GENE: So I’m going to get off and maybe then you could toss the equipment to me?
We’re near Lake Salvador and Bayou Segnette, not far from Jean Lafitte National Park. About 15 miles southwest of New Orleans as the crow flies.
EVE: so we're walking on Marsh right now?
GENE: Yup
I follow this octogenarian through the marsh. Gene has a bushy, white mustache that curls around the sides of his mouth. Eyebrows to match. And he’s wielding a post hole digger – think giant salad tongs -- which he promptly plunges deep into the ground. As you can hear, things get wet pretty quick.
When marshes are healthy, like this one, Gene refers to them as a green toupee rising above the mineral matter below. Gene twists through the toupee and eventually pulls out a core of sediment, chock full of roots, leaving a deep hole in the marsh.
GENE: We took out a core and several pieces. So what's down there is what?EVE: water in the bottom of the hole that you dug
GENE: Where is that coming from? From the side.
In other words, even though our feet are dry, the land below us is saturated with water, flowing through organic soil – comprised, for the most part, of roots and rhizomes – horizontal plant structures, anchoring the plant underground.
GENE: Water is filtering through the marsh below ground all the time. It's percolating in the soil below ground. You can see it's already starting to fill up. This is not a cement wall. It’s a living system. And if you change that below ground flow with a spoil bank, you're changing how the system behaves.
Spoil banks are what you get when you scoop out marsh to make canals. The first material scooped is the marsh surface. And it’s not that heavy. As you dig deeper, you scoop heavier material
GENE: The last, at the end, is this very heavy mineral matter, and that's put on the top. And that presses down on the marsh. So over time, the spoil bank sinks a little bit, little bit, little bit. So water that normally would go below ground sideways can't do that. And that could be half the water flow in a marsh.

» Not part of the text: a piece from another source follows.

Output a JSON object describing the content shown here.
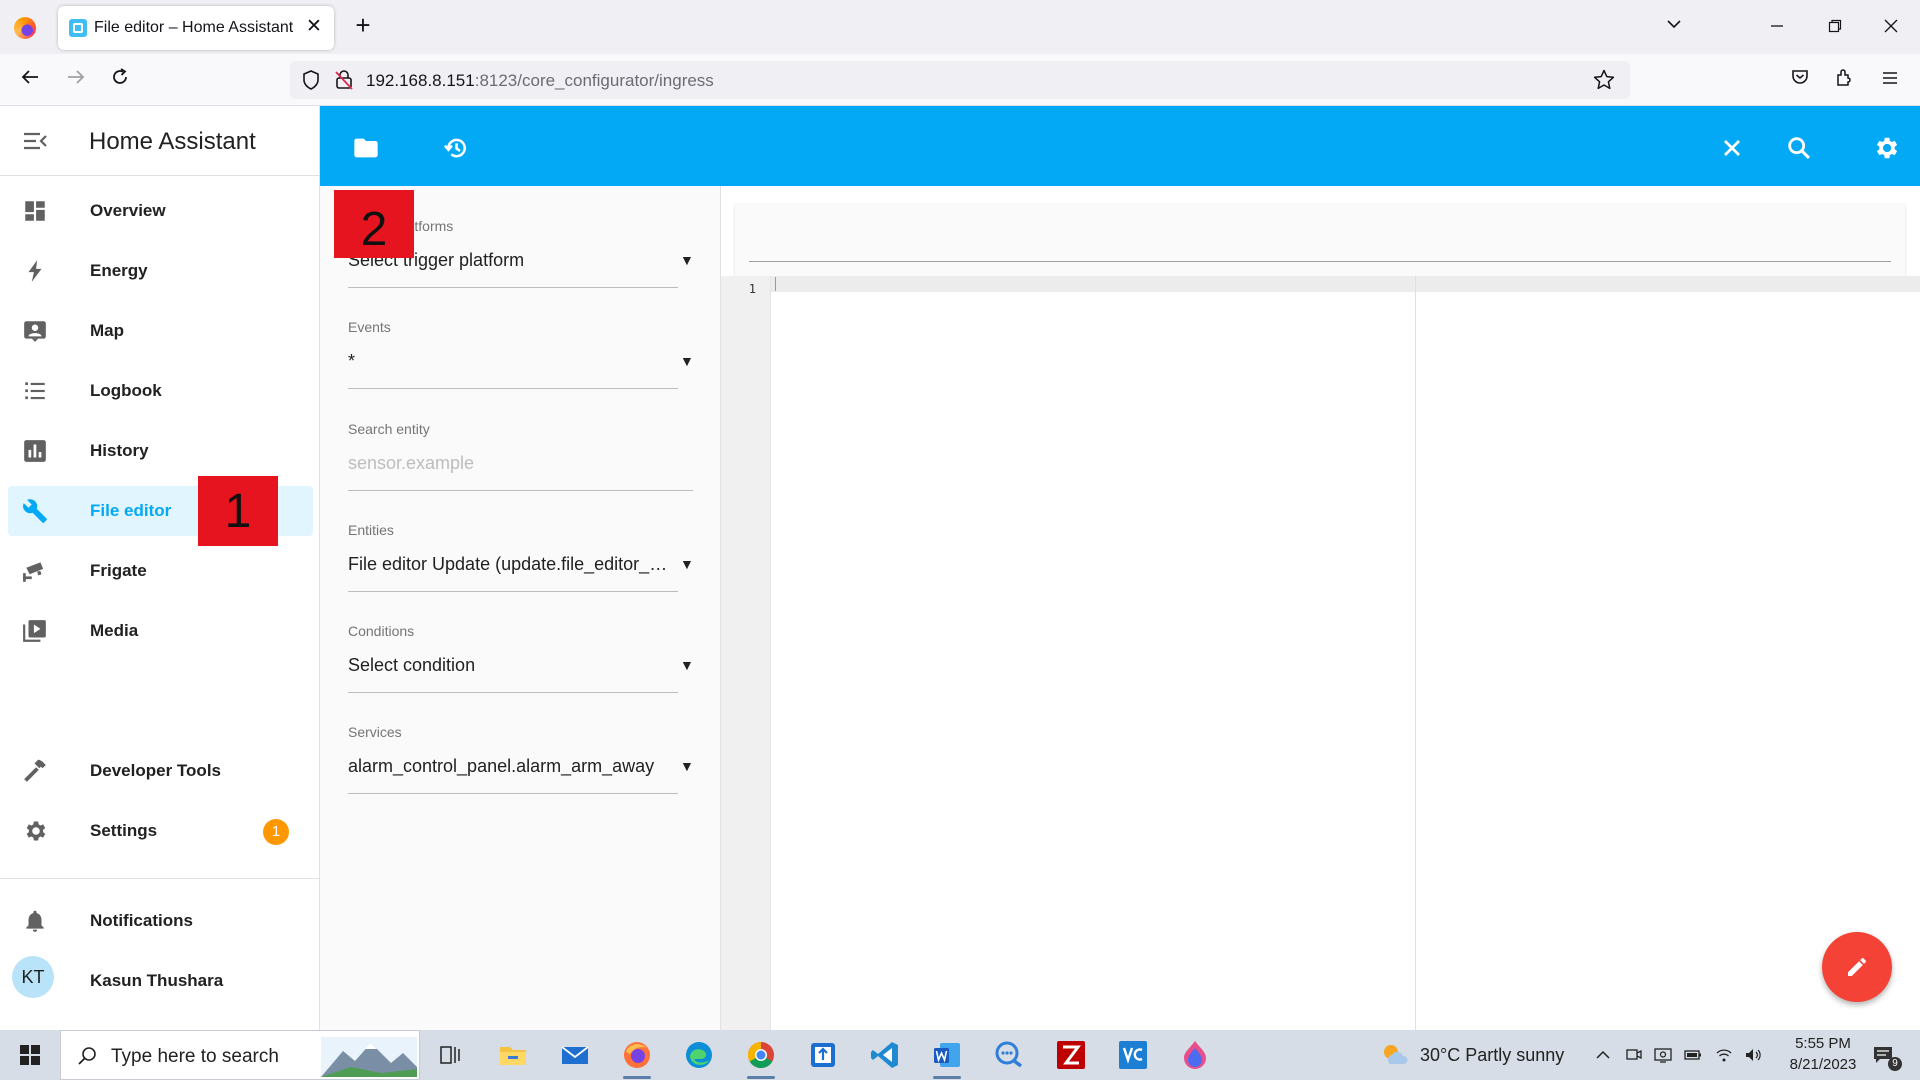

So that water I just saw seep into the hole Gene dug with his post hole digger -- that probably wouldn’t happen in a marsh which had been cut up by canals and weighed down by all that heavy material.
GENE: And then above ground, it has this spoil bank in the way, three to 15 feet high,
Kind of like a levee
GENE: and that means water is blocked completely to go side to side.
SCOTT: We have a very gentle tide in the Gulf of Mexico. It's a very soothing massage of water over these Marsh grasses. And so when you create a spoil bank that's three feet tall, you end up creating impoundments that prevent that massage of water from going over the marshes, and the marshes drown.
Meaning, die. Subside into open water.
Which is why so many people – like Rosina Phillipe -- want to close the canals, starting with backfilling them. Every scientific paper of Gene Turner’s on this topic – going back decades – concludes: canals are the problem, and backfilling, the solution.
Now, there isn’t enough material in spoil banks to fill the canals completely, because, again, the marsh is organic: roots and rhizomes, not rocks or minerals. And just like.. the vegetable scraps you throw into compost, once you dig this organic material up, and pile it somewhere else, it shrinks. But backfilling helps narrow the canals, and if canal water is free-flowing, new vegetation takes hold, and the canals continue to narrow over time.
Gene’s research consistently finds: backfilling repairs marsh -- which means: rebuilds land. And yet. less than 1% -- in fact, something like 1/100th of one percent
GENE: it's minuscule.
-- of all the canals –
GENE: It's a piece of salt on a piece of meat.
--have been backfilled.
MARK: The history of Canal backfilling is we don't have a history of Canal backfilling.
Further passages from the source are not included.